Jenin by early morning light.
Jenin is perhaps ten miles to the right of the route Joseph and Mary are supposed to have followed on their return from the sojourn in Egypt. It is one of the places, however, our Lord often passed during the years of His active ministry. Jenin is supposed to be the Ginea of Josephus, which again answers to the ancient En-gannin or "Garden Spring" (Joshua 19:21) with the territory of Issachar. The road from Nazareth to Jerusalem always passed this way, therefore, we are on sure ground again as we think of Mary on her way to Jerusalem with Joseph; on her way from Egypt; on her way from Nazareth to Jerusalem again when the lad Jesus was twelve years of age.
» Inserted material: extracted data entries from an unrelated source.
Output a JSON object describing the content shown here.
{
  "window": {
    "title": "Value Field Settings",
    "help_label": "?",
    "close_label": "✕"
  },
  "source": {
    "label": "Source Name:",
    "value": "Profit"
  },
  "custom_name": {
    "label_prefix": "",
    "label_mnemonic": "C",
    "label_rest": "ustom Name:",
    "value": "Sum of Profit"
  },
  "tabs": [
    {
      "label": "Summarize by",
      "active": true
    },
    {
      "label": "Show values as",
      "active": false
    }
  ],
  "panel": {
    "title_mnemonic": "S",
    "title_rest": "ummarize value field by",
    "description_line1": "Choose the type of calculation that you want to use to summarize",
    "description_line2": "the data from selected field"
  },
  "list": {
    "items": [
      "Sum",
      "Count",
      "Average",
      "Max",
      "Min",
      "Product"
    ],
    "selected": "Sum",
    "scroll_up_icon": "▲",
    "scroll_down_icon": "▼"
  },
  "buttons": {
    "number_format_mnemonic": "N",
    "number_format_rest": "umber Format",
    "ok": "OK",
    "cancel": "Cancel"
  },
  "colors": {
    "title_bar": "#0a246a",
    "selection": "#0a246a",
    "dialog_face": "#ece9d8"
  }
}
Jenin is a well-built town of some importance. It was never a fortress, but its soil is fertile and its verdure uncommonly beautiful. It is situated on the boundary between the mountains of Samaria and the plains Esdrælon. An excellent spring, rising to the east, is conducted through the village which abounds with fruit orchards and large gardens.
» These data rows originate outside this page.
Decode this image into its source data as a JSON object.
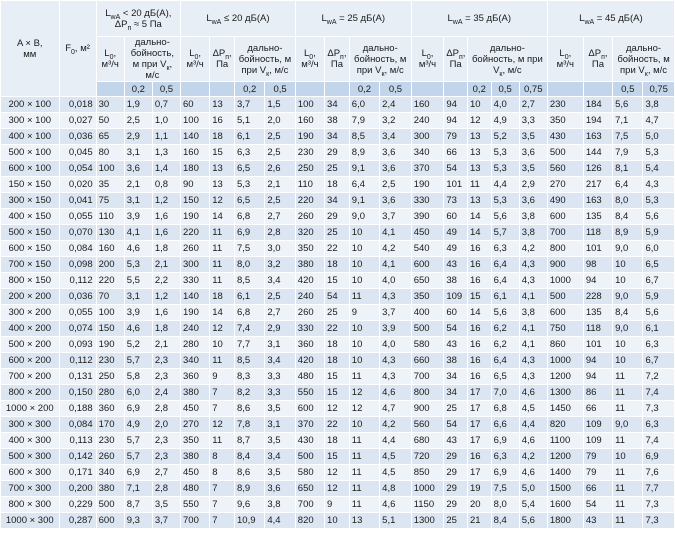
{
  "header": {
    "ab_label": "A × B,",
    "ab_unit": "мм",
    "f_label": "F",
    "f_sub": "0",
    "f_unit": ", м²",
    "groups": [
      {
        "line1": "L",
        "line1_sub": "wA",
        "line1_rest": " < 20 дБ(А),",
        "line2": "ΔP",
        "line2_sub": "п",
        "line2_rest": " ≈ 5 Па"
      },
      {
        "line1": "L",
        "line1_sub": "wA",
        "line1_rest": " ≤ 20 дБ(А)"
      },
      {
        "line1": "L",
        "line1_sub": "wA",
        "line1_rest": " = 25 дБ(А)"
      },
      {
        "line1": "L",
        "line1_sub": "wA",
        "line1_rest": " = 35 дБ(А)"
      },
      {
        "line1": "L",
        "line1_sub": "wA",
        "line1_rest": " = 45 дБ(А)"
      }
    ],
    "l0": {
      "main": "L",
      "sub": "0",
      "rest": ",",
      "unit": "м³/ч"
    },
    "dp": {
      "main": "ΔP",
      "sub": "п",
      "rest": ",",
      "unit": "Па"
    },
    "reach": {
      "text": "дально-бойность, м при V",
      "sub": "к",
      "rest": ", м/с"
    },
    "velocities": {
      "g1": [
        "0,2",
        "0,5"
      ],
      "g2": [
        "0,2",
        "0,5"
      ],
      "g3": [
        "0,2",
        "0,5"
      ],
      "g4": [
        "0,2",
        "0,5",
        "0,75"
      ],
      "g5": [
        "0,5",
        "0,75"
      ]
    }
  },
  "rows": [
    [
      "200 × 100",
      "0,018",
      "30",
      "1,9",
      "0,7",
      "60",
      "13",
      "3,7",
      "1,5",
      "100",
      "34",
      "6,0",
      "2,4",
      "160",
      "94",
      "10",
      "4,0",
      "2,7",
      "230",
      "184",
      "5,6",
      "3,8"
    ],
    [
      "300 × 100",
      "0,027",
      "50",
      "2,5",
      "1,0",
      "100",
      "16",
      "5,1",
      "2,0",
      "160",
      "38",
      "7,9",
      "3,2",
      "240",
      "94",
      "12",
      "4,9",
      "3,3",
      "350",
      "194",
      "7,1",
      "4,7"
    ],
    [
      "400 × 100",
      "0,036",
      "65",
      "2,9",
      "1,1",
      "140",
      "18",
      "6,1",
      "2,5",
      "190",
      "34",
      "8,5",
      "3,4",
      "300",
      "79",
      "13",
      "5,2",
      "3,5",
      "430",
      "163",
      "7,5",
      "5,0"
    ],
    [
      "500 × 100",
      "0,045",
      "80",
      "3,1",
      "1,3",
      "160",
      "15",
      "6,3",
      "2,5",
      "230",
      "29",
      "8,9",
      "3,6",
      "340",
      "66",
      "13",
      "5,3",
      "3,6",
      "500",
      "144",
      "7,9",
      "5,3"
    ],
    [
      "600 × 100",
      "0,054",
      "100",
      "3,6",
      "1,4",
      "180",
      "13",
      "6,5",
      "2,6",
      "250",
      "25",
      "9,1",
      "3,6",
      "370",
      "54",
      "13",
      "5,3",
      "3,5",
      "560",
      "126",
      "8,1",
      "5,4"
    ],
    [
      "150 × 150",
      "0,020",
      "35",
      "2,1",
      "0,8",
      "90",
      "13",
      "5,3",
      "2,1",
      "110",
      "18",
      "6,4",
      "2,5",
      "190",
      "101",
      "11",
      "4,4",
      "2,9",
      "270",
      "217",
      "6,4",
      "4,3"
    ],
    [
      "300 × 150",
      "0,041",
      "75",
      "3,1",
      "1,2",
      "150",
      "12",
      "6,5",
      "2,5",
      "220",
      "34",
      "9,1",
      "3,6",
      "330",
      "73",
      "13",
      "5,3",
      "3,6",
      "490",
      "163",
      "8,0",
      "5,3"
    ],
    [
      "400 × 150",
      "0,055",
      "110",
      "3,9",
      "1,6",
      "190",
      "14",
      "6,8",
      "2,7",
      "260",
      "29",
      "9,0",
      "3,7",
      "390",
      "60",
      "14",
      "5,6",
      "3,8",
      "600",
      "135",
      "8,4",
      "5,6"
    ],
    [
      "500 × 150",
      "0,070",
      "130",
      "4,1",
      "1,6",
      "220",
      "11",
      "6,9",
      "2,8",
      "320",
      "25",
      "10",
      "4,1",
      "450",
      "49",
      "14",
      "5,7",
      "3,8",
      "700",
      "118",
      "8,9",
      "5,9"
    ],
    [
      "600 × 150",
      "0,084",
      "160",
      "4,6",
      "1,8",
      "260",
      "11",
      "7,5",
      "3,0",
      "350",
      "22",
      "10",
      "4,2",
      "540",
      "49",
      "16",
      "6,3",
      "4,2",
      "800",
      "101",
      "9,0",
      "6,0"
    ],
    [
      "700 × 150",
      "0,098",
      "200",
      "5,3",
      "2,1",
      "300",
      "11",
      "8,0",
      "3,2",
      "380",
      "18",
      "10",
      "4,1",
      "600",
      "43",
      "16",
      "6,4",
      "4,3",
      "900",
      "98",
      "10",
      "6,5"
    ],
    [
      "800 × 150",
      "0,112",
      "220",
      "5,5",
      "2,2",
      "330",
      "11",
      "8,5",
      "3,4",
      "420",
      "15",
      "10",
      "4,0",
      "650",
      "38",
      "16",
      "6,4",
      "4,3",
      "1000",
      "94",
      "10",
      "6,7"
    ],
    [
      "200 × 200",
      "0,036",
      "70",
      "3,1",
      "1,2",
      "140",
      "18",
      "6,1",
      "2,5",
      "240",
      "54",
      "11",
      "4,3",
      "350",
      "109",
      "15",
      "6,1",
      "4,1",
      "500",
      "228",
      "9,0",
      "5,9"
    ],
    [
      "300 × 200",
      "0,055",
      "100",
      "3,9",
      "1,6",
      "190",
      "14",
      "6,8",
      "2,7",
      "260",
      "25",
      "9",
      "3,7",
      "400",
      "60",
      "14",
      "5,6",
      "3,8",
      "600",
      "135",
      "8,4",
      "5,6"
    ],
    [
      "400 × 200",
      "0,074",
      "150",
      "4,6",
      "1,8",
      "240",
      "12",
      "7,4",
      "2,9",
      "330",
      "22",
      "10",
      "3,9",
      "500",
      "54",
      "16",
      "6,2",
      "4,1",
      "750",
      "118",
      "9,0",
      "6,1"
    ],
    [
      "500 × 200",
      "0,093",
      "190",
      "5,2",
      "2,1",
      "280",
      "10",
      "7,7",
      "3,1",
      "360",
      "18",
      "10",
      "4,0",
      "580",
      "43",
      "16",
      "6,2",
      "4,1",
      "860",
      "101",
      "10",
      "6,3"
    ],
    [
      "600 × 200",
      "0,112",
      "230",
      "5,7",
      "2,3",
      "340",
      "11",
      "8,5",
      "3,4",
      "420",
      "18",
      "10",
      "4,3",
      "660",
      "38",
      "16",
      "6,4",
      "4,3",
      "1000",
      "94",
      "10",
      "6,7"
    ],
    [
      "700 × 200",
      "0,131",
      "250",
      "5,8",
      "2,3",
      "360",
      "9",
      "8,3",
      "3,3",
      "480",
      "15",
      "11",
      "4,3",
      "700",
      "34",
      "16",
      "6,5",
      "4,3",
      "1200",
      "94",
      "11",
      "7,2"
    ],
    [
      "800 × 200",
      "0,150",
      "280",
      "6,0",
      "2,4",
      "380",
      "7",
      "8,2",
      "3,3",
      "550",
      "15",
      "12",
      "4,6",
      "800",
      "34",
      "17",
      "7,0",
      "4,6",
      "1300",
      "86",
      "11",
      "7,4"
    ],
    [
      "1000 × 200",
      "0,188",
      "360",
      "6,9",
      "2,8",
      "450",
      "7",
      "8,6",
      "3,5",
      "600",
      "12",
      "12",
      "4,7",
      "900",
      "25",
      "17",
      "6,8",
      "4,5",
      "1450",
      "66",
      "11",
      "7,3"
    ],
    [
      "300 × 300",
      "0,084",
      "170",
      "4,9",
      "2,0",
      "270",
      "12",
      "7,8",
      "3,1",
      "370",
      "22",
      "10",
      "4,2",
      "560",
      "54",
      "17",
      "6,6",
      "4,4",
      "820",
      "109",
      "9,0",
      "6,3"
    ],
    [
      "400 × 300",
      "0,113",
      "230",
      "5,7",
      "2,3",
      "350",
      "11",
      "8,7",
      "3,5",
      "430",
      "18",
      "11",
      "4,4",
      "680",
      "43",
      "17",
      "6,9",
      "4,6",
      "1100",
      "109",
      "11",
      "7,4"
    ],
    [
      "500 × 300",
      "0,142",
      "260",
      "5,7",
      "2,3",
      "380",
      "8",
      "8,4",
      "3,4",
      "500",
      "15",
      "11",
      "4,5",
      "720",
      "29",
      "16",
      "6,3",
      "4,2",
      "1200",
      "79",
      "10",
      "6,9"
    ],
    [
      "600 × 300",
      "0,171",
      "340",
      "6,9",
      "2,7",
      "450",
      "8",
      "8,6",
      "3,5",
      "580",
      "12",
      "11",
      "4,5",
      "850",
      "29",
      "17",
      "6,9",
      "4,6",
      "1400",
      "79",
      "11",
      "7,6"
    ],
    [
      "700 × 300",
      "0,200",
      "380",
      "7,1",
      "2,8",
      "480",
      "7",
      "8,9",
      "3,6",
      "650",
      "12",
      "11",
      "4,8",
      "1000",
      "29",
      "19",
      "7,5",
      "5,0",
      "1500",
      "66",
      "11",
      "7,7"
    ],
    [
      "800 × 300",
      "0,229",
      "500",
      "8,7",
      "3,5",
      "550",
      "7",
      "9,6",
      "3,8",
      "700",
      "9",
      "11",
      "4,6",
      "1150",
      "29",
      "20",
      "8,0",
      "5,4",
      "1600",
      "54",
      "11",
      "7,3"
    ],
    [
      "1000 × 300",
      "0,287",
      "600",
      "9,3",
      "3,7",
      "700",
      "7",
      "10,9",
      "4,4",
      "820",
      "10",
      "13",
      "5,1",
      "1300",
      "25",
      "21",
      "8,4",
      "5,6",
      "1800",
      "43",
      "11",
      "7,3"
    ]
  ]
}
Jenin is now the chief town between Nablous and Nazareth. Its people are Moslems, fanatical, rude and rebellious. There are a few families of the Greek faith. The inhabitants deal in all the products of the country, and their best customers are the Bedouin Arabs on the east of Jordan. Their dress is peculiar. H. B. Tristram describes it thus: "They wear no trousers, but a long blue and white striped cassock reaching to the ankles and bound around the waist by a broad leather girdle."